Мышка, словно поняв ее слова, серым шариком скатилась обратно в траву, напоследок что-то пискнув, а Эли, если бы могла, хлопнула бы себя ладонью по лбу от досады: отчего же она до этой самой минуты не вспомнила про осколок? Хоть на что-то сгодился бы подарок феи! И она незаметно сунула связанные руки в карман, пытаясь нащупать онемевшими пальцами острые грани.
Хорошо бы злодеи всегда оказывались глупы и доверчивы… Насколько проще добру было бы их побеждать! Но, увы, голоса путников-чужестранцев звучали всё сердитее и тревожнее, а взгляды, которые они бросали на Эли, становились всё подозрительнее. Они негромко переговаривались друг с другом, то и дело косясь на свою маленькую измученную проводницу, но больше не спрашивали, далеко ли до моста и где усадьба Терновый Шип, – ответы Эли перестали казаться им сколько-нибудь полезными. «Они догадались, что я могу их обманывать!» – подумала девушка, дрожа от усталости и страха.

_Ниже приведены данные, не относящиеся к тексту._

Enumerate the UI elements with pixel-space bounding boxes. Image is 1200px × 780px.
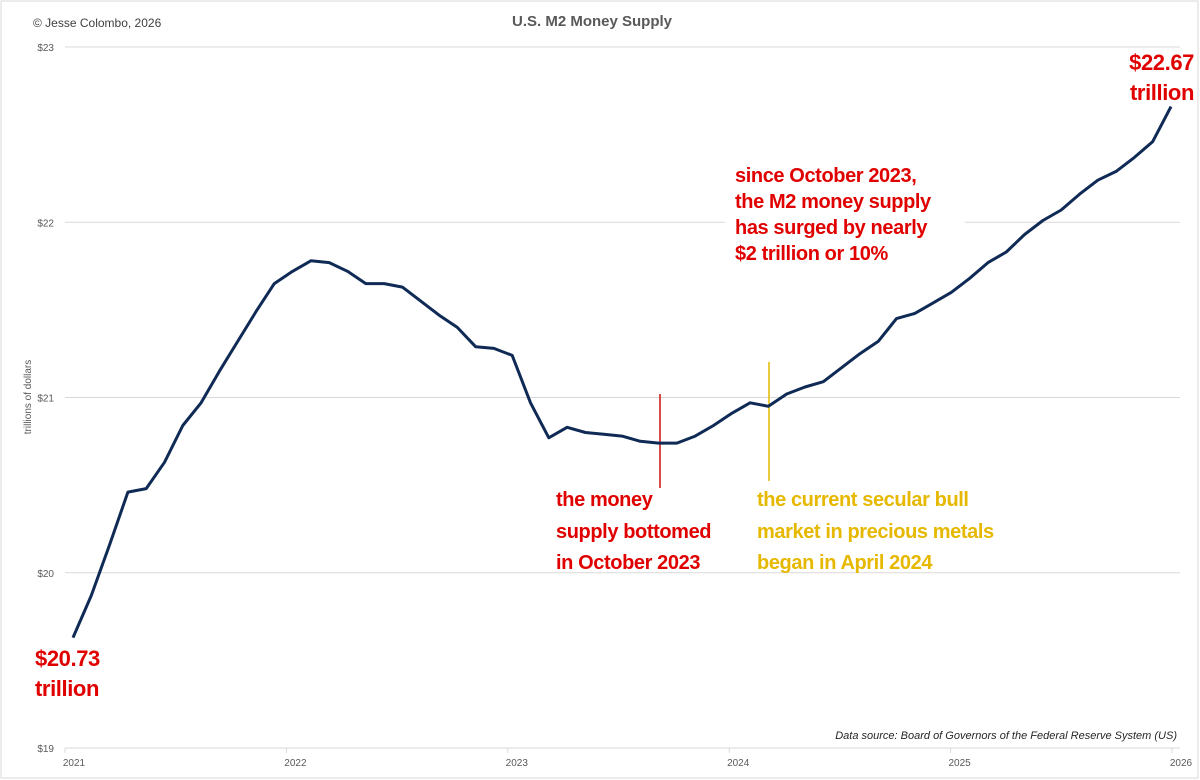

Ее больше не стегали розгой и не понукали идти быстрее, но затишье это пугало куда больше прежних гневных окриков.
Когда ослепительно-золотые краски знойного дня начали уступать медовым, тягучим оттенкам вечера, путники остановились у обрывистого берега. Здесь лес отступал от реки, и ее излучины были хорошо видны.

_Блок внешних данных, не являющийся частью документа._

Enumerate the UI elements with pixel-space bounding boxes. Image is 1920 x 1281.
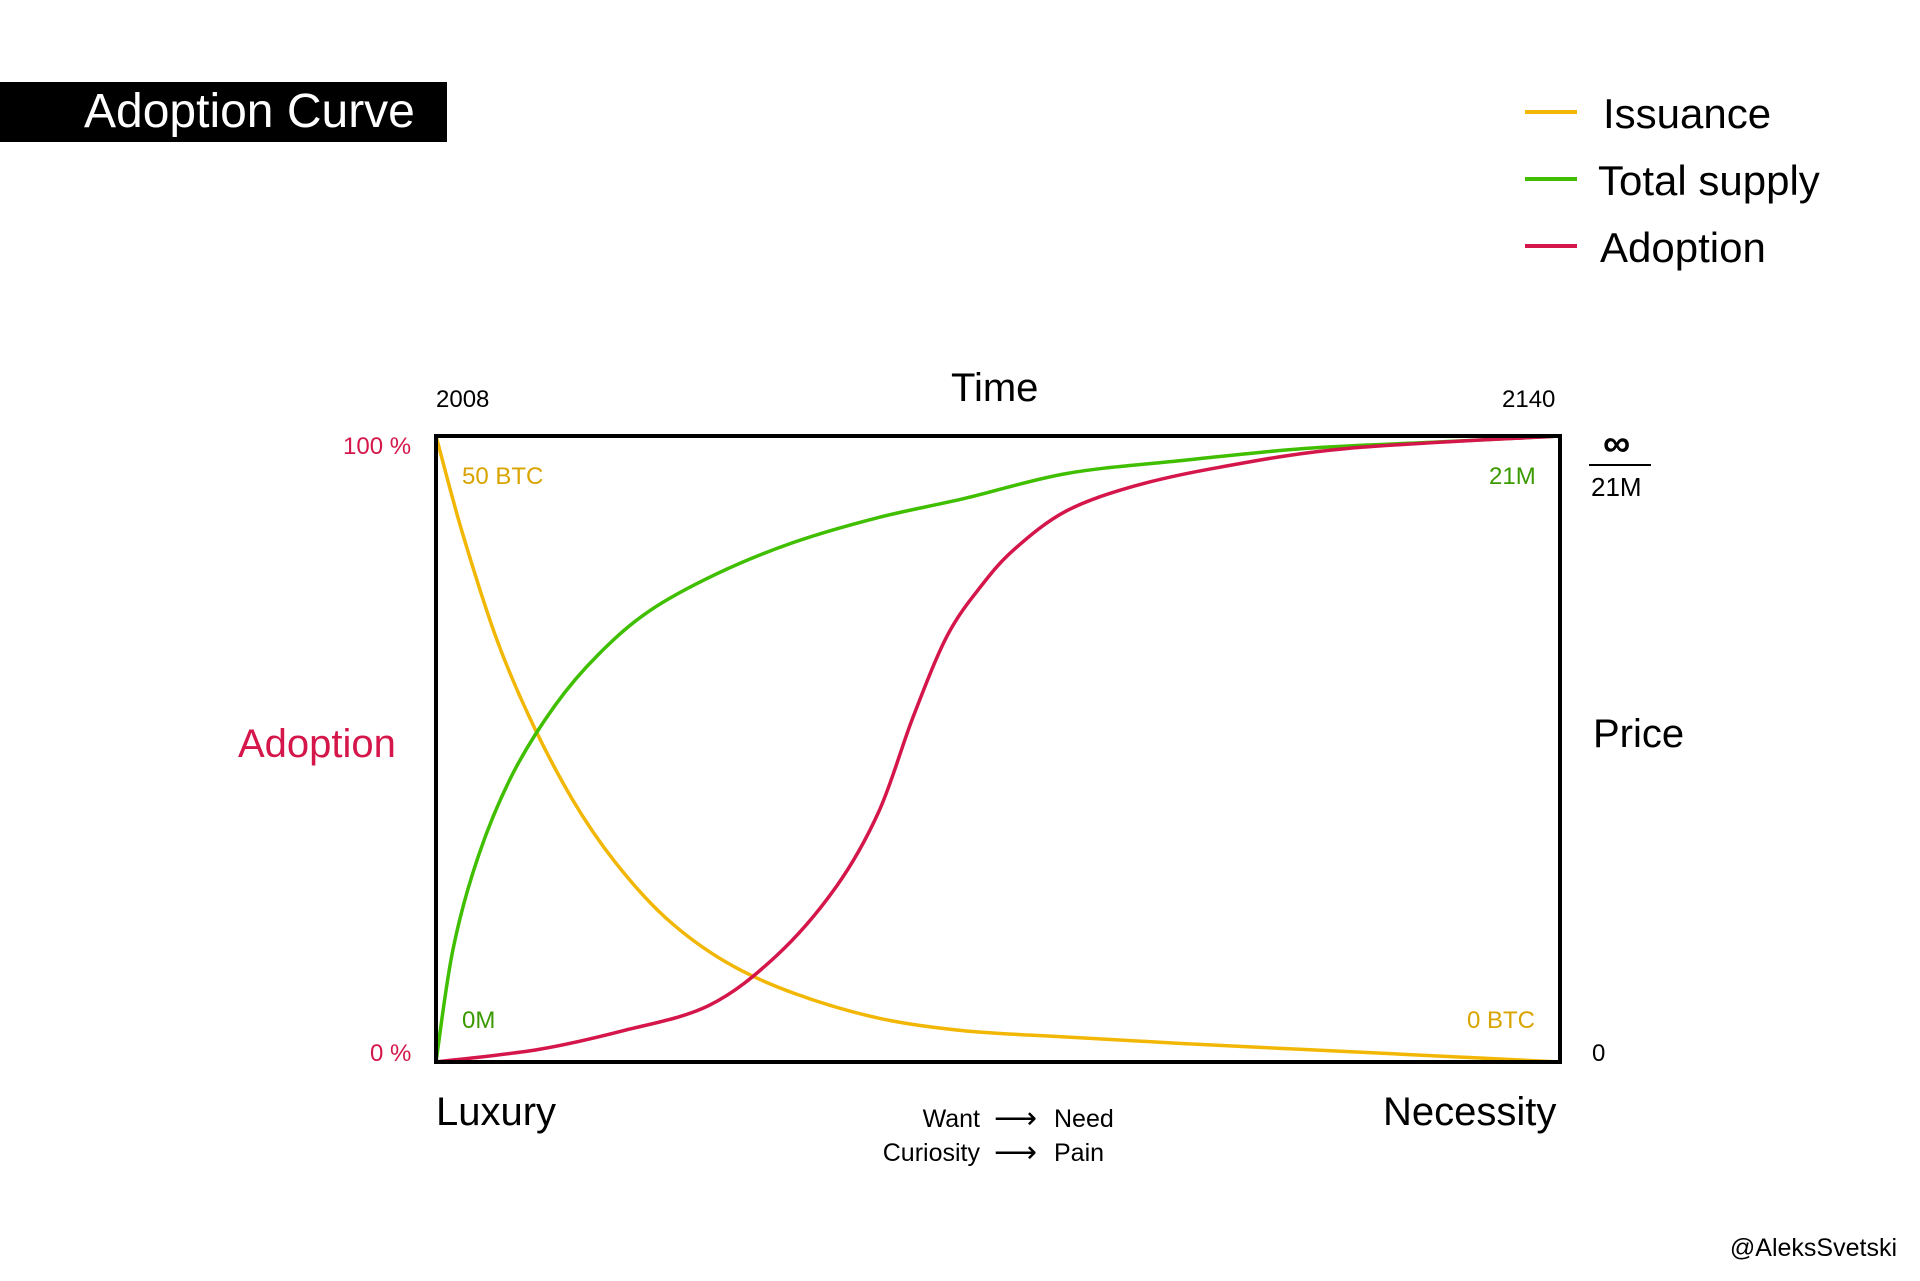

Предводительница, недобро усмехаясь, бросила пару отрывистых приказов своим спутникам, и те неторопливо спешились. Эли стояла перед ними, угрюмо глядя в землю.
– Так что же, девочка, – сказала женщина, с трудом подбирая слова на чужом для нее языке. – Где твой мост? Я не вижу его!
– Он дальше, за поворотом, – ответила Эли, уже не надеясь, что ей кто-то поверит.
– Она лжет, – женщина тряхнула головой, словно прогоняя надоедливое насекомое; в голосе ее звучали и досада из-за заминки, и удовлетворение от собственной проницательности. – Необходимо узнать – отчего. Ты защищаешь людей из Тернового Шипа. Они знакомы тебе? Отвечай!
И так как Эли молчала, не поднимая взгляда на своих похитителей и всем видом показывая, что не собирается оправдываться или просить пощады, пожилая госпожа вновь отдала короткий приказ, резко взмахнув рукой. Наверняка это означало что-то вроде: «Схватить и пытать, пока не скажет правду!» Для того чтобы это понять, не требовалось знать множество наречий.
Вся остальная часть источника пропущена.